Sessions include, among others:
- Mapping Toxic Transfers in Uganda: A cross-disciplinary project using geospatial tools, water testing, and health data to trace the impacts of climate-induced flooding on community health, while informing safe water and infrastructure policy.
- Predictive Modelling for climate-driven malaria dynamics: A predictive malaria system combining climate and health data to trigger targeted community interventions, co-led by women's groups and rooted in local knowledge for urbanizing African Regions.
- Innovative Financing for Health Resilience: From Brazil to Indonesia, examples of blended capital solutions offer a roadmap to close the climate-health financing gap, especially critical for countries facing dwindling development aid.
- Adapting Health Supply Chains: A dialogue on how to future-proof the multitrillion-dollar health supply chain for climate resilience, equity, and sustainability.
- The Right to Clean Air: From Brazil to Australia and the pacific, inviting solidarity between communities experiencing escalating threats to air quality, health and cultural survival.
- AI for Climate-Resilient Health Systems: Showcasing how the Global South is pioneering artificial intelligence to strengthen pandemic preparedness and deliver culturally relevant, sustainable health interventions across 20 countries.
- Intergenerational dialogue plays a key role in transforming One Health ideas into concrete, sustainable actions and real-time solutions, where mechanisms for youth engagement in One Health can be adjusted to the needs and wants of each setting and context.
Equity is at the heart of the Global Conference and equitable solutions are highlighted throughout the Ideas Lab, with sessions exploring how climate change disproportionately impacts women, migrants, Indigenous peoples, and youth, and how these groups are also leading in climate and health action.
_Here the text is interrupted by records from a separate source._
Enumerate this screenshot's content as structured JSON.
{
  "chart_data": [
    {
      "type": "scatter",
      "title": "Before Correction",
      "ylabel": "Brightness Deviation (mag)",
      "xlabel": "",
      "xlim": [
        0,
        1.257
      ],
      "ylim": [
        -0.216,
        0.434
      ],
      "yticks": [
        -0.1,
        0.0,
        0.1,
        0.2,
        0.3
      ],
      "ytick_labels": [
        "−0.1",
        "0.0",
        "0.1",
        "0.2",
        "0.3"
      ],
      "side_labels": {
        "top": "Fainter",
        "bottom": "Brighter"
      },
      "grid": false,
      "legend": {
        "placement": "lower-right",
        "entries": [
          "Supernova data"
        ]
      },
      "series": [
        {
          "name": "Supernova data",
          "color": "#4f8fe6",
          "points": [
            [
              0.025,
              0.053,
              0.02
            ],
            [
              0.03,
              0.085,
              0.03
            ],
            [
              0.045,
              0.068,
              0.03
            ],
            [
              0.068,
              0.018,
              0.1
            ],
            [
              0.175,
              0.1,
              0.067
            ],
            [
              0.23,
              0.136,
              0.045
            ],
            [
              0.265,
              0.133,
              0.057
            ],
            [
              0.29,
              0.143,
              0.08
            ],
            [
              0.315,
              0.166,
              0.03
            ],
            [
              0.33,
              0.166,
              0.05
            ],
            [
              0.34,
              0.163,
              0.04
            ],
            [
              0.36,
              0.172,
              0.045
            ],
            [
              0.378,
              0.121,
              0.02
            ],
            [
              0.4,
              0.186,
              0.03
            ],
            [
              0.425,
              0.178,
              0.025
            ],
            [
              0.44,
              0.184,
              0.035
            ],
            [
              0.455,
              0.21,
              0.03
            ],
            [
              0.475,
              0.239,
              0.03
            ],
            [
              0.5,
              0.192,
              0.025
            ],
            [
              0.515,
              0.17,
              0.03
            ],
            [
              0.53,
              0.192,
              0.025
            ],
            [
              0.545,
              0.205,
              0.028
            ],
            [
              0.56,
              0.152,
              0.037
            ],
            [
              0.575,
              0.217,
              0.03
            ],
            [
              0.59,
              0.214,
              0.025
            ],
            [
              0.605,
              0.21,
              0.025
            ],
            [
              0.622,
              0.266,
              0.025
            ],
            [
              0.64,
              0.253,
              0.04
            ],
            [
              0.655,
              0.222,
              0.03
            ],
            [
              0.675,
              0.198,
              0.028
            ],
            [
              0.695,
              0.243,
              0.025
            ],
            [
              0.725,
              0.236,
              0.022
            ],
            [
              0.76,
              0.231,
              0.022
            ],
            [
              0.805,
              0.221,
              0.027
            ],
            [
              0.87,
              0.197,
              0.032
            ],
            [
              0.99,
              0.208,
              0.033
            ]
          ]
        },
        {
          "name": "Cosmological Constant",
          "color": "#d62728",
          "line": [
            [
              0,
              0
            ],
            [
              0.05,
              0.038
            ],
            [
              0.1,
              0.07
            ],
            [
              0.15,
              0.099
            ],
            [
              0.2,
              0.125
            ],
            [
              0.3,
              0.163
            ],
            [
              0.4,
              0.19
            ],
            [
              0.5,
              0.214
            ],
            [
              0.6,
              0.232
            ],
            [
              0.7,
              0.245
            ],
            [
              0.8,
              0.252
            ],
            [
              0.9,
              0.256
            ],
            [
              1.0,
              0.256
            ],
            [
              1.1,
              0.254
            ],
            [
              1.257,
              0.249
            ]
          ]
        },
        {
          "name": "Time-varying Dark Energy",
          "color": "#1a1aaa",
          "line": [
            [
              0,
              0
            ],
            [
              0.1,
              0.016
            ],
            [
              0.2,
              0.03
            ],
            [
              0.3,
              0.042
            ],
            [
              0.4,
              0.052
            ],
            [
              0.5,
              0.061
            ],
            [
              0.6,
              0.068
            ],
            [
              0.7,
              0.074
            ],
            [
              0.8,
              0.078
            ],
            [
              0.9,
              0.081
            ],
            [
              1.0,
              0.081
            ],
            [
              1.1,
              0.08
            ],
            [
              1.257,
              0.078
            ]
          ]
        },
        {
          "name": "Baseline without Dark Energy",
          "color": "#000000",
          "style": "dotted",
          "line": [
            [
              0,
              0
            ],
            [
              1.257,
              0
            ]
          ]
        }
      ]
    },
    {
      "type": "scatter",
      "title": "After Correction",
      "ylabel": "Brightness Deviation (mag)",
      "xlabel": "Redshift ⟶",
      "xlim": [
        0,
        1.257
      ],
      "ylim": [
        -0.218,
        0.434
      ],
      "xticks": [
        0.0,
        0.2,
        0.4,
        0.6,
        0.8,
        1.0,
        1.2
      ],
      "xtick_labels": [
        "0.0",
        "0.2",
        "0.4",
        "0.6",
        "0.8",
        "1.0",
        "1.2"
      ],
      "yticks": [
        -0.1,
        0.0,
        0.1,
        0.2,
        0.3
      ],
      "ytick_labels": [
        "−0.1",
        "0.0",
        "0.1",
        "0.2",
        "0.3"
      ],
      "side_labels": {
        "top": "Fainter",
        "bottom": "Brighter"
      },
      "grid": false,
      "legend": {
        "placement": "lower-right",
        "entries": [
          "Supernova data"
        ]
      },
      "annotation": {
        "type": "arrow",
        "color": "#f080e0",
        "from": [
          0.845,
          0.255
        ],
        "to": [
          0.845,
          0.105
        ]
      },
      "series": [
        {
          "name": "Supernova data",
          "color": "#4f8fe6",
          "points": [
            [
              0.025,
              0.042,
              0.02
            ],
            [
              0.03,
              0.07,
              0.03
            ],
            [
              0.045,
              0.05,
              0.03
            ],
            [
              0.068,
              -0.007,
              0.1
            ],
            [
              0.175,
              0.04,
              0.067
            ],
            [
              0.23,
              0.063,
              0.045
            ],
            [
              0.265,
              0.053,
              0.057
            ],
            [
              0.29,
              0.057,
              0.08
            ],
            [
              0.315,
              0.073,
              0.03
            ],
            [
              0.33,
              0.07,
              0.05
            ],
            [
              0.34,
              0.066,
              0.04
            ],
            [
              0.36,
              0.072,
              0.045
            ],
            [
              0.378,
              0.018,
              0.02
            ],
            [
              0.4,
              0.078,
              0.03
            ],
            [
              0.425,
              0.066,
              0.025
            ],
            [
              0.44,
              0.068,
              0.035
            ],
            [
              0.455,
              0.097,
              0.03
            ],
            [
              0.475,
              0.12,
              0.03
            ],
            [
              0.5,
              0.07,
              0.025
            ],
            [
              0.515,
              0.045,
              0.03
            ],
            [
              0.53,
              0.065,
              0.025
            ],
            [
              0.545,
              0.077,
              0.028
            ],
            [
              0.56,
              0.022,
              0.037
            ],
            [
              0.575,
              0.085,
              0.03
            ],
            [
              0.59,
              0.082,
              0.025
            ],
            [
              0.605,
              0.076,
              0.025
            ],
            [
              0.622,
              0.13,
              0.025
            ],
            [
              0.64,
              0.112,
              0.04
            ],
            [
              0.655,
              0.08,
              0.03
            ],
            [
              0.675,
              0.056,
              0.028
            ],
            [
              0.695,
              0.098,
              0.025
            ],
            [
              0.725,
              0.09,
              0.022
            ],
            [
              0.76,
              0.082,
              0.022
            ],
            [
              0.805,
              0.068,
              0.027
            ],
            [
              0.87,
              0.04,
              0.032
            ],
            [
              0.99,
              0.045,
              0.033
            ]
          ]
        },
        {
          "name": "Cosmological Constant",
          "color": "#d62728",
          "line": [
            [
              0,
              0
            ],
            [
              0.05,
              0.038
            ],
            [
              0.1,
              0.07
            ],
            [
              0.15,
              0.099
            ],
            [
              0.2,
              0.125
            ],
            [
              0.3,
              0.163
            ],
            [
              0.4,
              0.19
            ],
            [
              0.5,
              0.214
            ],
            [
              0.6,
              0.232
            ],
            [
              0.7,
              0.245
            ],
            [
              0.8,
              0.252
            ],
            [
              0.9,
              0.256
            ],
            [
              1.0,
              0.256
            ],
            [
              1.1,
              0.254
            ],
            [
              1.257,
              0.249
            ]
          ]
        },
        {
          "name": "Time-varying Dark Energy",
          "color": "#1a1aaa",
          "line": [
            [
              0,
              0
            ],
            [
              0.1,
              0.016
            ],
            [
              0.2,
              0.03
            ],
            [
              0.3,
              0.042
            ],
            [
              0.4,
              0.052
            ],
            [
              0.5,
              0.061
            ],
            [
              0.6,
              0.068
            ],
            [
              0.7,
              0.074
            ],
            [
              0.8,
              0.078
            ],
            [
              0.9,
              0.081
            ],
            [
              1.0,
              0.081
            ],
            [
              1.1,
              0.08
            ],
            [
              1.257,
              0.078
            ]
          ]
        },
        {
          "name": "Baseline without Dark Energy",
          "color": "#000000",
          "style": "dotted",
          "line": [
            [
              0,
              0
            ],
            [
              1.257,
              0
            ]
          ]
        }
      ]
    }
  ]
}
Examples include the Emerge Study which examines the relationship between climate extremes, forced migration, and health in Latin America, and how migration can be supported as an adaptive strategy, and Youth for One Health, a proposal that is grounded in intergenerational justice and builds on youth councils globally to advocate for biodiversity, planetary health, and green cities.
Towards COP30: From dialogue to delivery
The Ideas Lab will feed directly into conference outcomes and COP30 preparations, helping generate actionable tools and knowledge products that can be adapted by countries, particularly through the Belém Health Action Plan. By fostering participation across regions and sectors, it aims to seed long-term collaboration across and between climate change action and human health.